Security at Responsible with AI
Our commitment to rigorous data protection standards.
Encryption in transit and at rest, access control, secure development, and infrastructure hosted with providers that meet high security standards.
Core security measures
Encryption
Data is secured in transit and at rest. In transit, all traffic is restricted to TLS/SSL (HTTPS). At rest, application and learning data are stored in a managed PostgreSQL database with encryption at rest. Sensitive data is never transmitted or stored in plain text.
Staged releases
Software is only released after being qualified in development and staging environments. Production deployments follow a controlled pipeline to reduce risk of regressions and security issues in live systems.
Data security & access control
Personnel and systems have access only to the data required to perform their function (principle of least privilege). User and tenant data are isolated where applicable via row-level security (RLS). Projects and data are stored with cloud providers that maintain top-tier physical and logical security controls.
Secure development practice
Code is peer-reviewed and tested prior to release, including manual and automated checks for security issues.
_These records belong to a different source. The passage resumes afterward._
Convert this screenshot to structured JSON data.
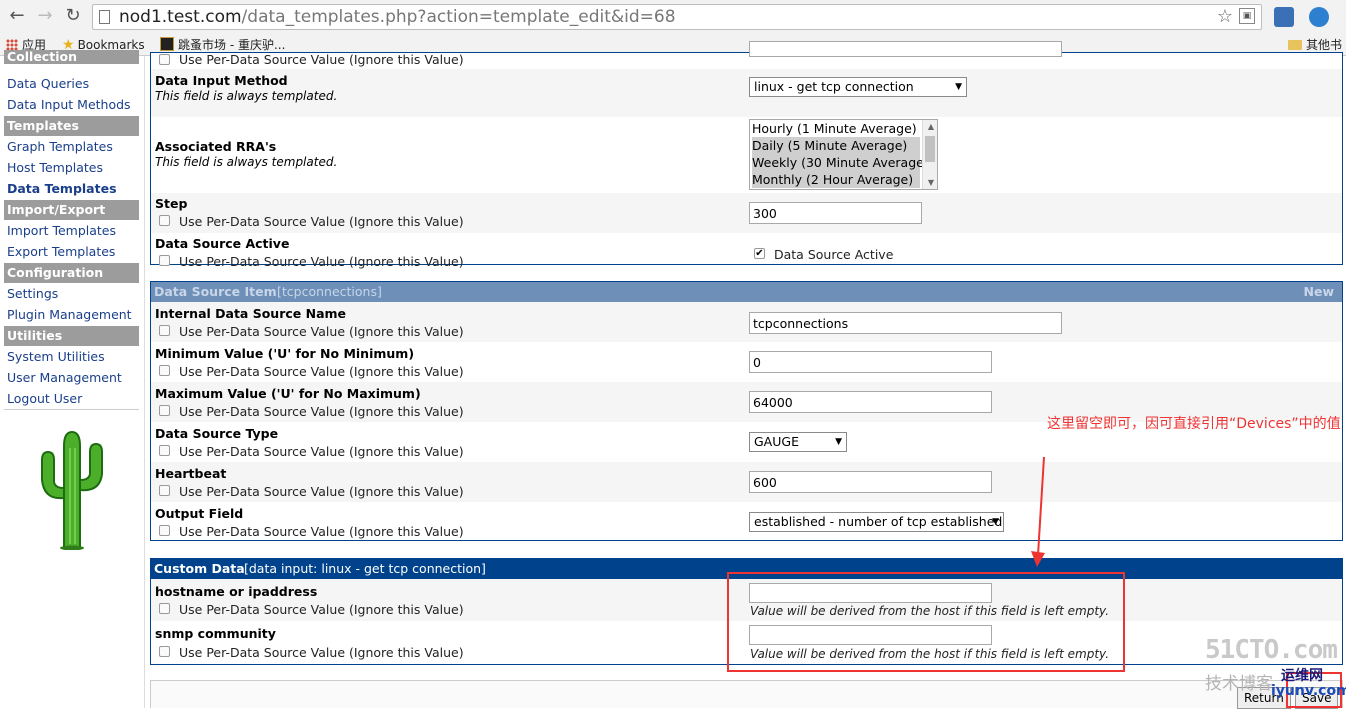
{
  "browser": {
    "url_host": "nod1.test.com",
    "url_path": "/data_templates.php?action=template_edit&id=68",
    "bookmarks": [
      {
        "label": "应用"
      },
      {
        "label": "Bookmarks"
      },
      {
        "label": "跳蚤市场 - 重庆驴..."
      },
      {
        "label": "其他书"
      }
    ]
  },
  "sidebar": {
    "cut_heading": "Collection Methods",
    "items": [
      {
        "label": "Data Queries"
      },
      {
        "label": "Data Input Methods"
      }
    ],
    "sections": [
      {
        "heading": "Templates",
        "items": [
          "Graph Templates",
          "Host Templates",
          "Data Templates"
        ]
      },
      {
        "heading": "Import/Export",
        "items": [
          "Import Templates",
          "Export Templates"
        ]
      },
      {
        "heading": "Configuration",
        "items": [
          "Settings",
          "Plugin Management"
        ]
      },
      {
        "heading": "Utilities",
        "items": [
          "System Utilities",
          "User Management",
          "Logout User"
        ]
      }
    ],
    "active_item": "Data Templates"
  },
  "common": {
    "per_ds_label": "Use Per-Data Source Value (Ignore this Value)",
    "always_templated": "This field is always templated.",
    "derived_hint": "Value will be derived from the host if this field is left empty."
  },
  "data_source": {
    "data_input_method_label": "Data Input Method",
    "data_input_method_value": "linux - get tcp connection",
    "rra_label": "Associated RRA's",
    "rra_options": [
      "Hourly (1 Minute Average)",
      "Daily (5 Minute Average)",
      "Weekly (30 Minute Average)",
      "Monthly (2 Hour Average)"
    ],
    "step_label": "Step",
    "step_value": "300",
    "active_label": "Data Source Active",
    "active_checkbox_label": "Data Source Active"
  },
  "ds_item": {
    "header": "Data Source Item",
    "header_bracket": "[tcpconnections]",
    "header_right": "New",
    "internal_name_label": "Internal Data Source Name",
    "internal_name_value": "tcpconnections",
    "min_label": "Minimum Value ('U' for No Minimum)",
    "min_value": "0",
    "max_label": "Maximum Value ('U' for No Maximum)",
    "max_value": "64000",
    "type_label": "Data Source Type",
    "type_value": "GAUGE",
    "heartbeat_label": "Heartbeat",
    "heartbeat_value": "600",
    "output_label": "Output Field",
    "output_value": "established - number of tcp established"
  },
  "custom_data": {
    "header": "Custom Data",
    "header_bracket": "[data input: linux - get tcp connection]",
    "hostname_label": "hostname or ipaddress",
    "hostname_value": "",
    "snmp_label": "snmp community",
    "snmp_value": ""
  },
  "buttons": {
    "return_label": "Return",
    "save_label": "Save"
  },
  "annotation": {
    "text": "这里留空即可，因可直接引用“Devices”中的值",
    "color": "#e33333"
  },
  "watermark": {
    "line1": "51CTO.com",
    "line2": "技术博客",
    "line3": "运维网",
    "line4": "iyunv.com"
  },
  "colors": {
    "panel_header": "#00438c",
    "sidebar_header": "#9c9c9c",
    "link": "#1a3f8a"
  }
}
Dependencies are kept up to date; database and API credentials are confined to the server and never exposed to the client or public bundles.
Hosted on Vercel & Supabase
The application is hosted on Vercel with automatic HTTPS and DDoS mitigation. Data is stored in Supabase (PostgreSQL) with encryption at rest and in transit. Customer data is primarily hosted in the EEA (e.g. eu-west-1) in professionally operated data centres.
Passwordless authentication
Authentication is magic-link (email) based; no passwords are stored or processed. Sessions use HTTP-only, secure cookies with configurable expiry, reducing credential and session-hijack exposure.
Platform security controls
Additional technical controls applied at the application and network layer.
Security headers
We enforce X-Frame-Options: DENY (clickjacking protection), X-Content-Type-Options: nosniff (MIME sniffing protection), and Referrer-Policy: strict-origin-when-cross-origin on all responses.
Rate limiting
Sensitive endpoints (e.g. waitlist, contact, auth) are subject to per-IP rate limiting. When limits are exceeded, the API returns HTTP 429 with a Retry-After header. This mitigates abuse and automated attacks.
Input validation & sanitisation
All incoming request payloads are validated and sanitised. This reduces the risk of injection (e.g. SQL, XSS) and malformed input affecting availability or data integrity.
Secrets management
Database connection strings, API keys, and authentication secrets are used only on the server. They are never included in client bundles or exposed via public environment variables.